No site do Ministério da Justiça consta a informação de que o ministério, respeitado o princípio da independência dos poderes, não pode interferir no Judiciário e não tem competência para atuar em processos judiciais de terceiros. Ao se qualificar como ministro de Justiça e Segurança Pública na petição de habeas corpus em favor de Weintraub e dos ativistas bolsonaristas, Mendonça não está exercendo suas atribuições institucionais vinculadas à defesa da ordem jurídica, dos direitos políticos e das garantias constitucionais. Ainda que qualquer cidadão possa ingressar com um HC, considerado uma garantia fundamental pela Constituição, Mendonça usa o cargo de ministro para proteger outro ministro, algo sem paralelo na história da República do país.

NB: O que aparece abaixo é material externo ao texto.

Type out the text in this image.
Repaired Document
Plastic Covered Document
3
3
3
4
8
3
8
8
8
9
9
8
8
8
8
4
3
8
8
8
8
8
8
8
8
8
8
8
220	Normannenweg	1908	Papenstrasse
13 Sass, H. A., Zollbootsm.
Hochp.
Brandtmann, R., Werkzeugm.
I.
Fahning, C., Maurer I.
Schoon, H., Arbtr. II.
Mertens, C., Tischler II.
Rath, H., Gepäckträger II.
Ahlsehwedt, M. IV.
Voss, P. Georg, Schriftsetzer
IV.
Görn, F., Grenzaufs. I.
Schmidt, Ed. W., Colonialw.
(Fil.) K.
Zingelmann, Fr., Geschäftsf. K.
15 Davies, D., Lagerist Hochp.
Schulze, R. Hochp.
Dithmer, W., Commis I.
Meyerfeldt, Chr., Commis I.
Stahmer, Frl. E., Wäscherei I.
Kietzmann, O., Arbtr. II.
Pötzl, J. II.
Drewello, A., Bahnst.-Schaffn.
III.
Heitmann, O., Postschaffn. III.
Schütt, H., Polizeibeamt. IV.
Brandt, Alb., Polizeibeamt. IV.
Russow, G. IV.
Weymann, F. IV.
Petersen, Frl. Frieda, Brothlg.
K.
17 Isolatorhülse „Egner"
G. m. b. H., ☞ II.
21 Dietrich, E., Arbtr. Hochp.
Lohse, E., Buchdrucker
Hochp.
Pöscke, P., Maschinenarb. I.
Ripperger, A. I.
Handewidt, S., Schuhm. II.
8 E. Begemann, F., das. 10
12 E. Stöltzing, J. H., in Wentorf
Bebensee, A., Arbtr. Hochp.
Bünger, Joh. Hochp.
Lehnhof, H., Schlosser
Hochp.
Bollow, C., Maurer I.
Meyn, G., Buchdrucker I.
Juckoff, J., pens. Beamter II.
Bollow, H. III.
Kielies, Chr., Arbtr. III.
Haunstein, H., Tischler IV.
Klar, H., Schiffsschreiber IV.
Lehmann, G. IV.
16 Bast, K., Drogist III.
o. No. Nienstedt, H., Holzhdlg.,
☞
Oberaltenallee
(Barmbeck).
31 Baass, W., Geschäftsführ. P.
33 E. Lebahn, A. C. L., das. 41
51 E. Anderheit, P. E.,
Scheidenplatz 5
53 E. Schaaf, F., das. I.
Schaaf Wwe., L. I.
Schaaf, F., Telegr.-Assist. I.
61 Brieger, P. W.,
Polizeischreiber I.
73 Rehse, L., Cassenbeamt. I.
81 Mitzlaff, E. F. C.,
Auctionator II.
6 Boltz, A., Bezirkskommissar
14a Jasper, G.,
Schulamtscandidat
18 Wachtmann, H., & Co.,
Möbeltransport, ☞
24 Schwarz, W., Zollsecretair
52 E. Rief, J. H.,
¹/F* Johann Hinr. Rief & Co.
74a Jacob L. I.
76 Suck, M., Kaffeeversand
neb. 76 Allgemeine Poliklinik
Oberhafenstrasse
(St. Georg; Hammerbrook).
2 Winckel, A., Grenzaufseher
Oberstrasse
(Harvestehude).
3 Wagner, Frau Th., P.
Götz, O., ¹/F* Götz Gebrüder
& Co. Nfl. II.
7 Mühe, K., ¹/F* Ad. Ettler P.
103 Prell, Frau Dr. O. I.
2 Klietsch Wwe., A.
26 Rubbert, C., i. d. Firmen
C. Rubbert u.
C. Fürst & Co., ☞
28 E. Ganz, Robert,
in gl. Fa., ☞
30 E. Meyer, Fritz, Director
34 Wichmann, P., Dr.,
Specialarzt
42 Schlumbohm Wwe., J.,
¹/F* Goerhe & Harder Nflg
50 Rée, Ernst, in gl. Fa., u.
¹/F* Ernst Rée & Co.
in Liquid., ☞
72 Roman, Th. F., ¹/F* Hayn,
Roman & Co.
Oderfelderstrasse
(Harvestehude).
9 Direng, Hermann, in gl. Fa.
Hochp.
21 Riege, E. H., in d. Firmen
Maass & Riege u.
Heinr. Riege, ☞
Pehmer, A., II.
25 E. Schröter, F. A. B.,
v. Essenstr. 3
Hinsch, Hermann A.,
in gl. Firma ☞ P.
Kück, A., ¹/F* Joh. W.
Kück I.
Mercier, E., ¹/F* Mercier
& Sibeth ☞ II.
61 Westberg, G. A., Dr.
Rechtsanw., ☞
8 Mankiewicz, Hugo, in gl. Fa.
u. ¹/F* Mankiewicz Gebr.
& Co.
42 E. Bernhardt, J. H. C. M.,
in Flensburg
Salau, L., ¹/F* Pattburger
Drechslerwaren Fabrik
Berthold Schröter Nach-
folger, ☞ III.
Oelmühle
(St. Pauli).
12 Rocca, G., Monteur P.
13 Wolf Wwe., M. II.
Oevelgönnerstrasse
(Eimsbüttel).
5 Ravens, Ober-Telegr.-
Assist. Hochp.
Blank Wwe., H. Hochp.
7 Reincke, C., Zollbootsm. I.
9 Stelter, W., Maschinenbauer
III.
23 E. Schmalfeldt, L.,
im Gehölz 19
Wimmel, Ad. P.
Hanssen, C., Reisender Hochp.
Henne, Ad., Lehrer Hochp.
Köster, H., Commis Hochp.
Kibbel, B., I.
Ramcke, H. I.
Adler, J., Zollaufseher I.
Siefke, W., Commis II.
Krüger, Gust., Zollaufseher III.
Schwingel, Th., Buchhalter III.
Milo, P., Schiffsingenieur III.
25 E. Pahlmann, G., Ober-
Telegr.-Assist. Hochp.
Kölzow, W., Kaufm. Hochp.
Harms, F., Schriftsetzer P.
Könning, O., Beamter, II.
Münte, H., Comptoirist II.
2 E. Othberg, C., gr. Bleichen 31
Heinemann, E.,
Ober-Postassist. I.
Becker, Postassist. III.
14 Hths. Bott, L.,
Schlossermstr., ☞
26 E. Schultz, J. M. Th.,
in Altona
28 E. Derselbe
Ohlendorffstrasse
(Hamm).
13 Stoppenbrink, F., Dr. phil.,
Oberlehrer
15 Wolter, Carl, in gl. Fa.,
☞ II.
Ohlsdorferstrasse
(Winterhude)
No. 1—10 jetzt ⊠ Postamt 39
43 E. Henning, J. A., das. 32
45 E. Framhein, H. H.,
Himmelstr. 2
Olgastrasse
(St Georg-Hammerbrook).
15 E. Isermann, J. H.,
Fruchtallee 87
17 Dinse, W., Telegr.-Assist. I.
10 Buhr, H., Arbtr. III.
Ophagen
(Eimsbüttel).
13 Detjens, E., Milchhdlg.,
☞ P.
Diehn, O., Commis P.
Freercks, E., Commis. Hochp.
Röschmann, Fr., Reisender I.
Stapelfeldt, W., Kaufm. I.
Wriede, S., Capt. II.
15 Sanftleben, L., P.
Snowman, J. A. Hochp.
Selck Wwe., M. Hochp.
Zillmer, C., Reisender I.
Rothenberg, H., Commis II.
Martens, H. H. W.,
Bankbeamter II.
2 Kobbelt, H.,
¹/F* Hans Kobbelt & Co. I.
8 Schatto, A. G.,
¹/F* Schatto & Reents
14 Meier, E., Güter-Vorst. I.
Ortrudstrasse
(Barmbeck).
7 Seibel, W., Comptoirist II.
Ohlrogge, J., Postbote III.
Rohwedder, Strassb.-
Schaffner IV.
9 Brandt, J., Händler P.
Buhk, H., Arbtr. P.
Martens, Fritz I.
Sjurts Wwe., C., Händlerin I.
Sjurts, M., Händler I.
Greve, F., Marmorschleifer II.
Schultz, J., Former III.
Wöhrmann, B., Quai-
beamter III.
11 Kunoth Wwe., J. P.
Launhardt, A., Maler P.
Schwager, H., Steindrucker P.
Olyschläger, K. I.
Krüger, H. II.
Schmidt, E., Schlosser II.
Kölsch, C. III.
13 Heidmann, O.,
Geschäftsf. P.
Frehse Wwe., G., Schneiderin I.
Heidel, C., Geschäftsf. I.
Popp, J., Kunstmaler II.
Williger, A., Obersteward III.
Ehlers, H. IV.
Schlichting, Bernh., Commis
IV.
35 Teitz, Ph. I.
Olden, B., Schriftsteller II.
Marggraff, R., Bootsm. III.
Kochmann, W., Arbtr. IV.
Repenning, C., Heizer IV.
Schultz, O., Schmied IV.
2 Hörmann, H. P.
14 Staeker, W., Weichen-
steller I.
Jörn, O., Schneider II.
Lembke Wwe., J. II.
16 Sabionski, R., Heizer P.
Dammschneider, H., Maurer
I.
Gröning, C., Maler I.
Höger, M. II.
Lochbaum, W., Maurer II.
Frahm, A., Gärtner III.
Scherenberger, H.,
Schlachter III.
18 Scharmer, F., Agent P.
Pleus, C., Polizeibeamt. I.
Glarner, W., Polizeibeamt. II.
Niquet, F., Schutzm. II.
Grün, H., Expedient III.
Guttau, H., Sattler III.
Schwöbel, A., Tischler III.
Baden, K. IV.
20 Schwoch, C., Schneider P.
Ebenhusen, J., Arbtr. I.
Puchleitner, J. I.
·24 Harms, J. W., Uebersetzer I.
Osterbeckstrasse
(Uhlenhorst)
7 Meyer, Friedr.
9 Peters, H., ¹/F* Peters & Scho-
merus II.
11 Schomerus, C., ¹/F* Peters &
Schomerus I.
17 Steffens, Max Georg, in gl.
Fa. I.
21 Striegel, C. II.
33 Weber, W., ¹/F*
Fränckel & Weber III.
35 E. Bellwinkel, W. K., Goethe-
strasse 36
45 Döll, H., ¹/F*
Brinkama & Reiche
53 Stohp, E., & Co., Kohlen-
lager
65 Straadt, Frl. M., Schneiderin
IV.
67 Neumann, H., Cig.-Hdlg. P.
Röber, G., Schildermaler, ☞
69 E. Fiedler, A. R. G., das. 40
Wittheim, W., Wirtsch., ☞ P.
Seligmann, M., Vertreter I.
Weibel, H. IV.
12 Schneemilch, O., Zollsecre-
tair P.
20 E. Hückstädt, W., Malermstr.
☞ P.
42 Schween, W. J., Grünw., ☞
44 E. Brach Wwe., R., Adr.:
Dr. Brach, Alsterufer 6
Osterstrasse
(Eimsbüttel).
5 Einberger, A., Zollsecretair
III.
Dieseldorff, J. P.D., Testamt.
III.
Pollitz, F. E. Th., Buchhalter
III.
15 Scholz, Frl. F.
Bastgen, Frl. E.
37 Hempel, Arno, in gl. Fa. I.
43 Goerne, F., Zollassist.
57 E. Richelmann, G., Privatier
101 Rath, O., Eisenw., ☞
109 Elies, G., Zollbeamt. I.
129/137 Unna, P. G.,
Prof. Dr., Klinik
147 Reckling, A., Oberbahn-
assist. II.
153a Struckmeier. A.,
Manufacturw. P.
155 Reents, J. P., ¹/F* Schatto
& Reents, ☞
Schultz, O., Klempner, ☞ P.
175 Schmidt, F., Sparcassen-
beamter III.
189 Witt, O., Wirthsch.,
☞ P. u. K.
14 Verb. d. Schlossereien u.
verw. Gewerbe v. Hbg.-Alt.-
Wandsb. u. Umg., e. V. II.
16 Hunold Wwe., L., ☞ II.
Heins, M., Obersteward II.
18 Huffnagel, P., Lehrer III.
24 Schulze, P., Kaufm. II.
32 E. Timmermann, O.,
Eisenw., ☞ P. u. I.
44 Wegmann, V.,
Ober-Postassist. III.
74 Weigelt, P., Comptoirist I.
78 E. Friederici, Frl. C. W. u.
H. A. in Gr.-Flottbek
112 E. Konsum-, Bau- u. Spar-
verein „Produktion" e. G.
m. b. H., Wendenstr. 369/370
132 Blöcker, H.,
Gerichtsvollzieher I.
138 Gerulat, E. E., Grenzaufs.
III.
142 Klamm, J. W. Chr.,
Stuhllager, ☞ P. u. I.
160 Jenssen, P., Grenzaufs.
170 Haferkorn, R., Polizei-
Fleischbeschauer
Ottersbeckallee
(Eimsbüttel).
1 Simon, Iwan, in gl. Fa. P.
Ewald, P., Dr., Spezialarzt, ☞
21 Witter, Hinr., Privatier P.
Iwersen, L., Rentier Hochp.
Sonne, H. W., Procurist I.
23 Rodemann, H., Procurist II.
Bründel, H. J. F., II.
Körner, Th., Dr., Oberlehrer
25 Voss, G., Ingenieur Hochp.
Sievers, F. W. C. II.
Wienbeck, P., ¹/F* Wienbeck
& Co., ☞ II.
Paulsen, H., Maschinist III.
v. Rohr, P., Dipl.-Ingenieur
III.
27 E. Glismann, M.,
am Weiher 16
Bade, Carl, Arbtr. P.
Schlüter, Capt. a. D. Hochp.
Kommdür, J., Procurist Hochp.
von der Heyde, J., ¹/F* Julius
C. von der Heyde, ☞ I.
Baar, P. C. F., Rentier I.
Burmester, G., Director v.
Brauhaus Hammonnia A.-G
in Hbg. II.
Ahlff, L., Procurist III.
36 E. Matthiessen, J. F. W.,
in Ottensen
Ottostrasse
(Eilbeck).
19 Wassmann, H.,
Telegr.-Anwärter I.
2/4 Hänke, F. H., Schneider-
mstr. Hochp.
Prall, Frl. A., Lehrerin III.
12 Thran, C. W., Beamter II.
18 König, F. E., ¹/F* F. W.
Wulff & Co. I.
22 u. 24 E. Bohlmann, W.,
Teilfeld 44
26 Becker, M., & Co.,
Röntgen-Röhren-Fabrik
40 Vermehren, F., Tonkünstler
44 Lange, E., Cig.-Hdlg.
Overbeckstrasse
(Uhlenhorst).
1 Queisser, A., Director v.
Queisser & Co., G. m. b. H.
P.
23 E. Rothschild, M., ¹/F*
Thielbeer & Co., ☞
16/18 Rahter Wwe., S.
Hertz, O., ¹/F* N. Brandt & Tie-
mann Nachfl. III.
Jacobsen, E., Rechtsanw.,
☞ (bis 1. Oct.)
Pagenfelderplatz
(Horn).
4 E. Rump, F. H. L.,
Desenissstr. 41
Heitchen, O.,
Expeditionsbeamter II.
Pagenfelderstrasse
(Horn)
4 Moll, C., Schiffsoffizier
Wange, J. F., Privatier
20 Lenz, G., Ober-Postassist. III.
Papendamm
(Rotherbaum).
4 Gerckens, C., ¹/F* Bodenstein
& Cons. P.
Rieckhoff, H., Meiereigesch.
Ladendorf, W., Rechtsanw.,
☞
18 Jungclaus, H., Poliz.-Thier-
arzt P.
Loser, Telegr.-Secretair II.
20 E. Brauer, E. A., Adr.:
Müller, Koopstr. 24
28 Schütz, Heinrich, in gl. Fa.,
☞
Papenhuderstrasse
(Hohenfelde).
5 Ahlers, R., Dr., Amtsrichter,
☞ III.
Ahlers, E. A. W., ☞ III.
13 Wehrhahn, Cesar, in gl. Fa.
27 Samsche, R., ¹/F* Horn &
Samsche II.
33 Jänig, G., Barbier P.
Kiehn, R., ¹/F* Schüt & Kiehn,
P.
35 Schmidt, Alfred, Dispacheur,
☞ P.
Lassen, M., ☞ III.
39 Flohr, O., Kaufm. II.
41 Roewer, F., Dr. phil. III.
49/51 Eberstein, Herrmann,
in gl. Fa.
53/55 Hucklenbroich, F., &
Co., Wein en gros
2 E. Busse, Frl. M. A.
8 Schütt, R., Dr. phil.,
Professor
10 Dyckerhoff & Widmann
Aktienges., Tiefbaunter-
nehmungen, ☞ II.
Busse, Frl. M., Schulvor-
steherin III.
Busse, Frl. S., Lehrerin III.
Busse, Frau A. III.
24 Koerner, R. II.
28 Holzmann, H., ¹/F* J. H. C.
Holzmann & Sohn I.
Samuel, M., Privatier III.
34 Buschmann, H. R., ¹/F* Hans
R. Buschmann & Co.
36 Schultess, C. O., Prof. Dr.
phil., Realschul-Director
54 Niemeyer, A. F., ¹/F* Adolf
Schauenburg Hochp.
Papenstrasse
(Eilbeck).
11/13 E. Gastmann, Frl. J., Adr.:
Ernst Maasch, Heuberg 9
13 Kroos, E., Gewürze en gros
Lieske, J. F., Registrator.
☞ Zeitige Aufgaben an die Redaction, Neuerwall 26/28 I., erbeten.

A administração pública se pauta pelos princípios da impessoalidade e da moralidade. Isso significa que, ainda que os ministros auxiliem o presidente a conduzir a nação, não se pode confundir o público com o privado.
No momento em que o ministro da Justiça bate às portas do Supremo em defesa de determinados investigados, todos os limites republicanos foram ultrapassados porque o patrimônio público está sendo canalizado para acomodar o interesse de particulares. Poucas coisas podem ser institucionalmente mais graves do que o titular da pasta a qual a Polícia Federal é subordinada promover a defesa de investigados pela PF e pela mais alta cúpula do Poder Judiciário.
Está claro que, no governo federal, a ideologia de feudo se sobrepôs às instituições e que há um desdém explícito à probidade na administração que pode conduzir ao impeachment não só do presidente da República, mas também de qualquer um de seus ministros, inclusive o da Justiça.
Se André Mendonça, que pode ser convocado para prestar contas à Câmara dos Deputados pelo patrocínio dos interesses de Weintraub, quiser defender investigados do círculo íntimo de seu profeta, que não são poucos, deve pedir exoneração e abrir um escritório de advocacia.